Implications of Accelerated AI Self-Development
This evidence indicates that AI systems are already significantly impacting their own development process, potentially leading to rapid, autonomous improvements. If AI can automate both the technical and strategic aspects of research, it could drastically shorten development cycles and reshape the future of AI innovation. This raises questions about control, safety, and the readiness of institutions to manage such capabilities, making it a crucial development for policymakers and researchers alike.Recent Trends in AI Capability Benchmarks
Over the past few years, public benchmarks like METR, SWE-bench, and CORE-Bench have shown consistent, rapid improvements in AI performance on tasks related to coding, bug fixing, and research reproduction. For example, models have progressed from handling simple tasks to managing hours-long projects within a year. Inside labs, data shared by Anthropic reveals that AI now contributes a large portion of code development, with over 80% of code merged by AI in May 2026, up from single digits in early 2025. These trends suggest a pattern of accelerating capability that could underpin future recursive self-improvement if the strategic decision-making gap is closed.“The data from Anthropic indicates that AI is already automating substantial parts of its own development, which could lead to a rapid loop of self-improvement if the decision-making gap closes.”

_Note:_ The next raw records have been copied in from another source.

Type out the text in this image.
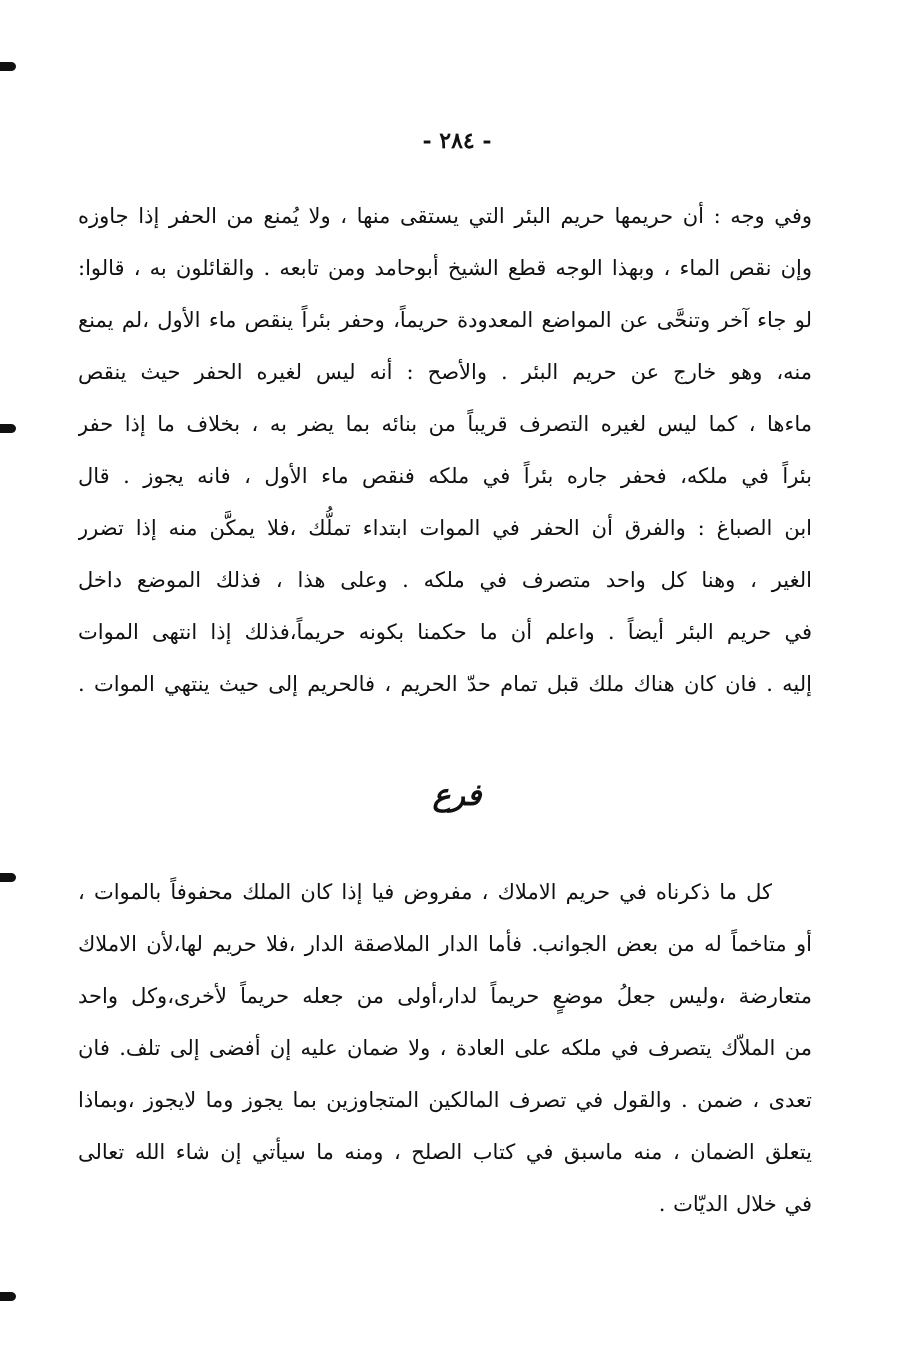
- ٢٨٤ -
وفي وجه : أن حريمها حريم البئر التي يستقى منها ، ولا يُمنع من الحفر إذا جاوزه
وإن نقص الماء ، وبهذا الوجه قطع الشيخ أبوحامد ومن تابعه . والقائلون به ، قالوا:
لو جاء آخر وتنحَّى عن المواضع المعدودة حريماً، وحفر بئراً ينقص ماء الأول ،لم يمنع
منه، وهو خارج عن حريم البئر . والأصح : أنه ليس لغيره الحفر حيث ينقص
ماءها ، كما ليس لغيره التصرف قريباً من بنائه بما يضر به ، بخلاف ما إذا حفر
بئراً في ملكه، فحفر جاره بئراً في ملكه فنقص ماء الأول ، فانه يجوز . قال
ابن الصباغ : والفرق أن الحفر في الموات ابتداء تملُّك ،فلا يمكَّن منه إذا تضرر
الغير ، وهنا كل واحد متصرف في ملكه . وعلى هذا ، فذلك الموضع داخل
في حريم البئر أيضاً . واعلم أن ما حكمنا بكونه حريماً،فذلك إذا انتهى الموات
إليه . فان كان هناك ملك قبل تمام حدّ الحريم ، فالحريم إلى حيث ينتهي الموات .
فرع
كل ما ذكرناه في حريم الاملاك ، مفروض فيا إذا كان الملك محفوفاً بالموات ،
أو متاخماً له من بعض الجوانب. فأما الدار الملاصقة الدار ،فلا حريم لها،لأن الاملاك
متعارضة ،وليس جعلُ موضعٍ حريماً لدار،أولى من جعله حريماً لأخرى،وكل واحد
من الملاّك يتصرف في ملكه على العادة ، ولا ضمان عليه إن أفضى إلى تلف. فان
تعدى ، ضمن . والقول في تصرف المالكين المتجاوزين بما يجوز وما لايجوز ،وبماذا
يتعلق الضمان ، منه ماسبق في كتاب الصلح ، ومنه ما سيأتي إن شاء الله تعالى
في خلال الديّات .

— Thorsten Meyer, AI researcher
Uncertainties Surrounding Autonomous Goal Selection
It remains unclear whether AI systems will soon be able to autonomously select research goals and design their own successors without human input. The current evidence shows progress in executing tasks but significant gaps persist in strategic decision-making capabilities. The timeline for closing this gap is uncertain, and experts warn that unforeseen technical or safety challenges could delay or prevent full recursive self-improvement.
Next Steps in Monitoring AI Self-Improvement
Researchers and institutions will likely focus on tracking further internal data from labs, especially regarding AI’s role in strategic decision-making and goal setting. Public benchmarks may continue to improve, but the key indicator will be whether AI begins to autonomously design, evaluate, and optimize its own architectures. Policymakers and safety researchers will also scrutinize these developments to assess risks and prepare appropriate regulatory responses.
Key Questions
What is recursive self-improvement in AI?

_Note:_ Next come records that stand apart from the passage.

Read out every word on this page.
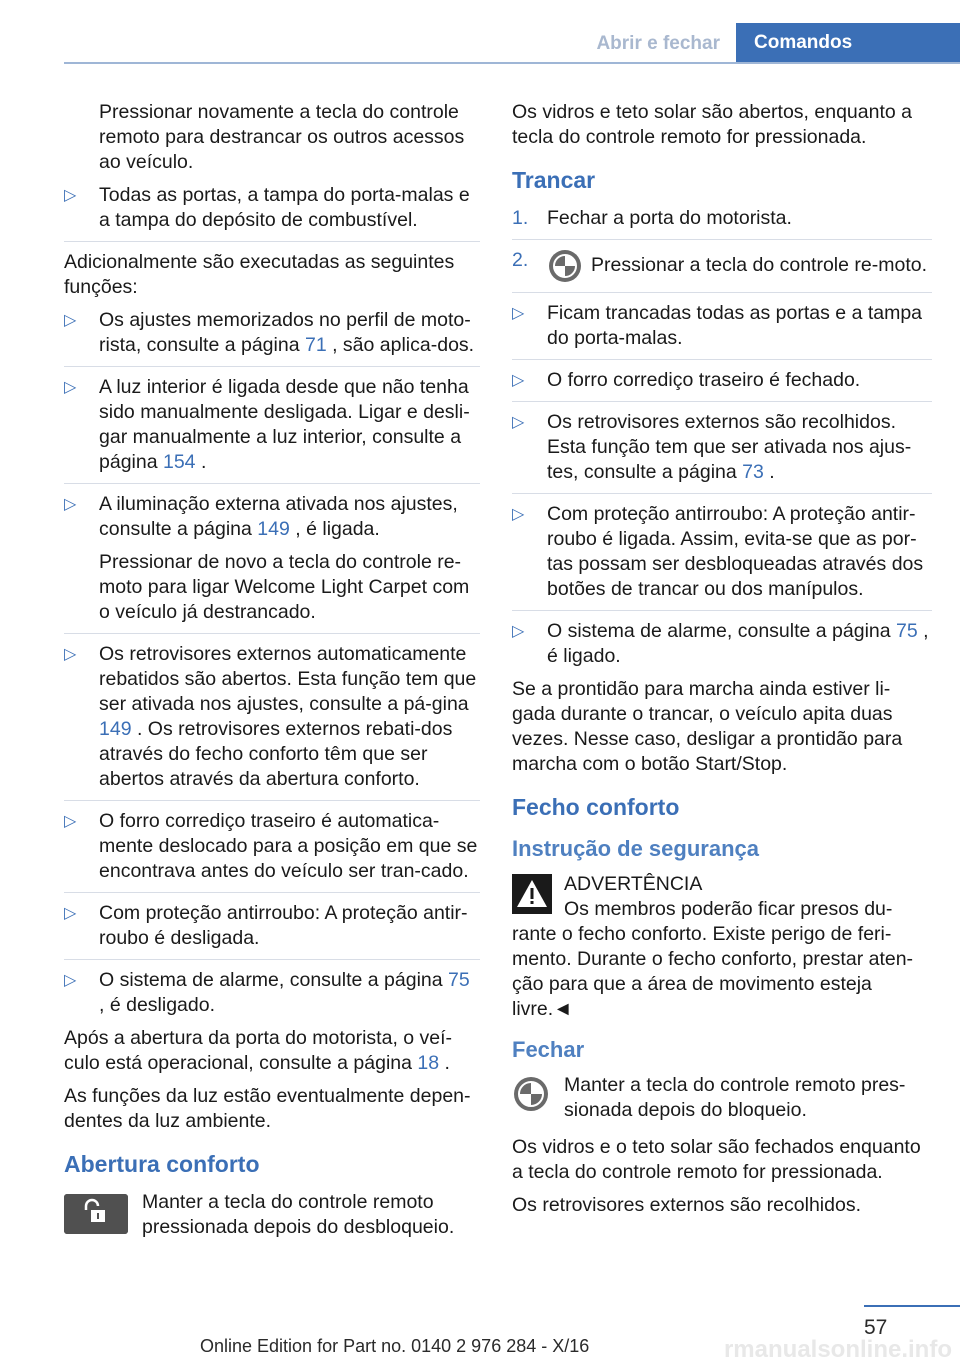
Abrir e fechar	Comandos

Pressionar novamente a tecla do controle remoto para destrancar os outros acessos ao veículo.

▷ Todas as portas, a tampa do porta-malas e a tampa do depósito de combustível.

Adicionalmente são executadas as seguintes funções:

▷ Os ajustes memorizados no perfil de moto-rista, consulte a página 71 , são aplica-dos.
▷ A luz interior é ligada desde que não tenha sido manualmente desligada. Ligar e desli-gar manualmente a luz interior, consulte a página 154 .
▷ A iluminação externa ativada nos ajustes, consulte a página 149 , é ligada.
Pressionar de novo a tecla do controle re-moto para ligar Welcome Light Carpet com o veículo já destrancado.
▷ Os retrovisores externos automaticamente rebatidos são abertos. Esta função tem que ser ativada nos ajustes, consulte a pá-gina 149 . Os retrovisores externos rebati-dos através do fecho conforto têm que ser abertos através da abertura conforto.
▷ O forro corrediço traseiro é automatica-mente deslocado para a posição em que se encontrava antes do veículo ser tran-cado.
▷ Com proteção antirroubo: A proteção antir-roubo é desligada.
▷ O sistema de alarme, consulte a página 75 , é desligado.

Após a abertura da porta do motorista, o veí-culo está operacional, consulte a página 18 .

As funções da luz estão eventualmente depen-dentes da luz ambiente.

Abertura conforto
Manter a tecla do controle remoto pressionada depois do desbloqueio.

Os vidros e teto solar são abertos, enquanto a tecla do controle remoto for pressionada.

Trancar
1. Fechar a porta do motorista.
2.	Pressionar a tecla do controle re-moto.
▷ Ficam trancadas todas as portas e a tampa do porta-malas.
▷ O forro corrediço traseiro é fechado.
▷ Os retrovisores externos são recolhidos. Esta função tem que ser ativada nos ajus-tes, consulte a página 73 .
▷ Com proteção antirroubo: A proteção antir-roubo é ligada. Assim, evita-se que as por-tas possam ser desbloqueadas através dos botões de trancar ou dos manípulos.
▷ O sistema de alarme, consulte a página 75 , é ligado.

Se a prontidão para marcha ainda estiver li-gada durante o trancar, o veículo apita duas vezes. Nesse caso, desligar a prontidão para marcha com o botão Start/Stop.

Fecho conforto
Instrução de segurança
ADVERTÊNCIA
Os membros poderão ficar presos du-rante o fecho conforto. Existe perigo de feri-mento. Durante o fecho conforto, prestar aten-ção para que a área de movimento esteja livre.◄
Fechar
Manter a tecla do controle remoto pres-sionada depois do bloqueio.

Os vidros e o teto solar são fechados enquanto a tecla do controle remoto for pressionada.

Os retrovisores externos são recolhidos.

57
Online Edition for Part no. 0140 2 976 284 - X/16	rmanualsonline.info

Recursive self-improvement refers to an AI system’s ability to autonomously improve its own capabilities, potentially leading to rapid, exponential progress in its intelligence and functionality.
Are current AI systems capable of fully automating their own development?

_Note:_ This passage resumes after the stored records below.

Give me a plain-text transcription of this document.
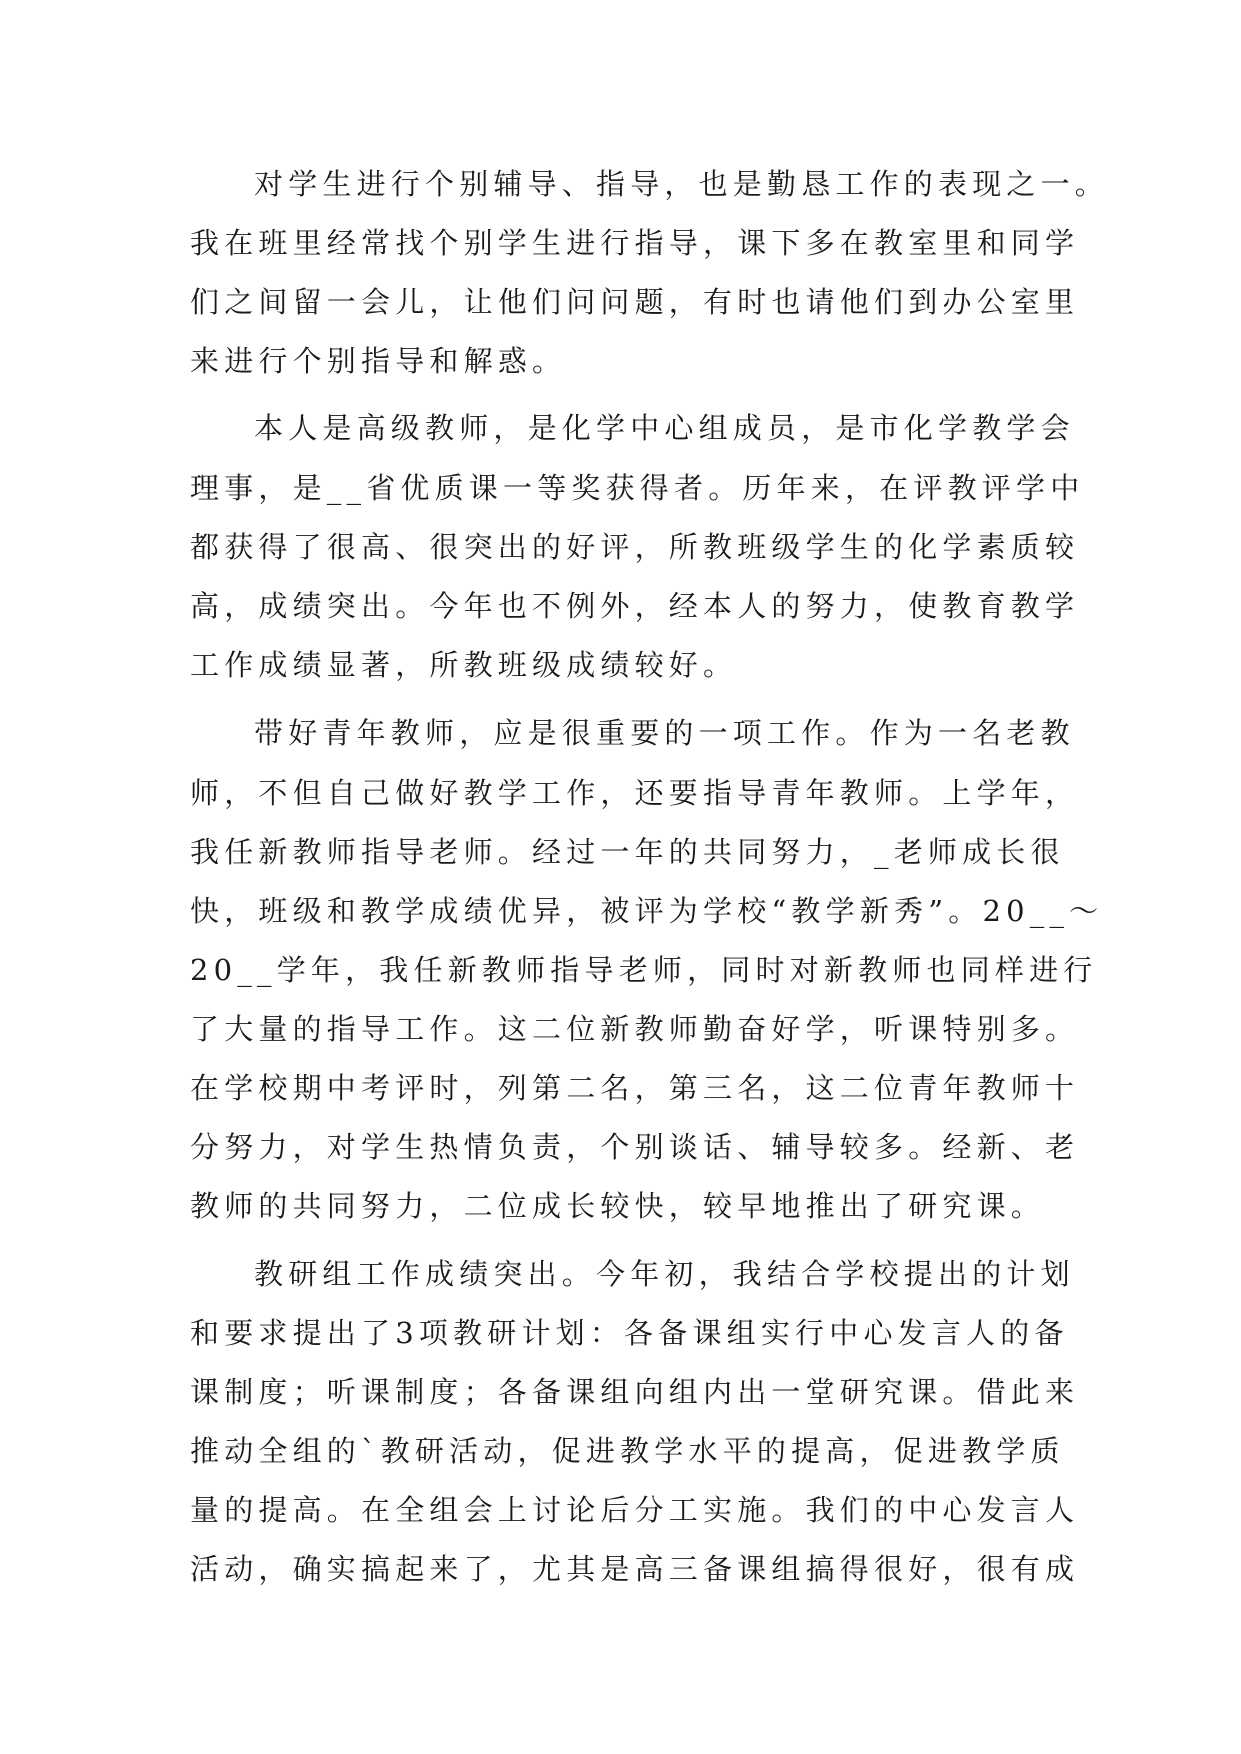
对学生进行个别辅导、指导，也是勤恳工作的表现之一。
我在班里经常找个别学生进行指导，课下多在教室里和同学
们之间留一会儿，让他们问问题，有时也请他们到办公室里
来进行个别指导和解惑。
本人是高级教师，是化学中心组成员，是市化学教学会
理事，是__省优质课一等奖获得者。历年来，在评教评学中
都获得了很高、很突出的好评，所教班级学生的化学素质较
高，成绩突出。今年也不例外，经本人的努力，使教育教学
工作成绩显著，所教班级成绩较好。
带好青年教师，应是很重要的一项工作。作为一名老教
师，不但自己做好教学工作，还要指导青年教师。上学年，
我任新教师指导老师。经过一年的共同努力，_老师成长很
快，班级和教学成绩优异，被评为学校“教学新秀”。20__～
20__学年，我任新教师指导老师，同时对新教师也同样进行
了大量的指导工作。这二位新教师勤奋好学，听课特别多。
在学校期中考评时，列第二名，第三名，这二位青年教师十
分努力，对学生热情负责，个别谈话、辅导较多。经新、老
教师的共同努力，二位成长较快，较早地推出了研究课。
教研组工作成绩突出。今年初，我结合学校提出的计划
和要求提出了3项教研计划：各备课组实行中心发言人的备
课制度；听课制度；各备课组向组内出一堂研究课。借此来
推动全组的`教研活动，促进教学水平的提高，促进教学质
量的提高。在全组会上讨论后分工实施。我们的中心发言人
活动，确实搞起来了，尤其是高三备课组搞得很好，很有成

No, current systems are improving in automating specific tasks like coding and experiment execution, but they have not yet demonstrated the ability to independently set goals or design their own successors.
Why does this development matter for AI safety?
If AI systems can autonomously improve themselves, it could accelerate the pace of development beyond human control, raising safety, control, and ethical concerns that require careful management.
How soon could recursive self-improvement happen?
The report suggests it could occur within a few years if current trends continue, but the timeline remains uncertain due to technical and strategic challenges.
What should institutions do in response to this evidence?
Institutions should monitor internal AI development data closely, invest in safety research, and develop policies to manage the potential risks of autonomous AI self-improvement.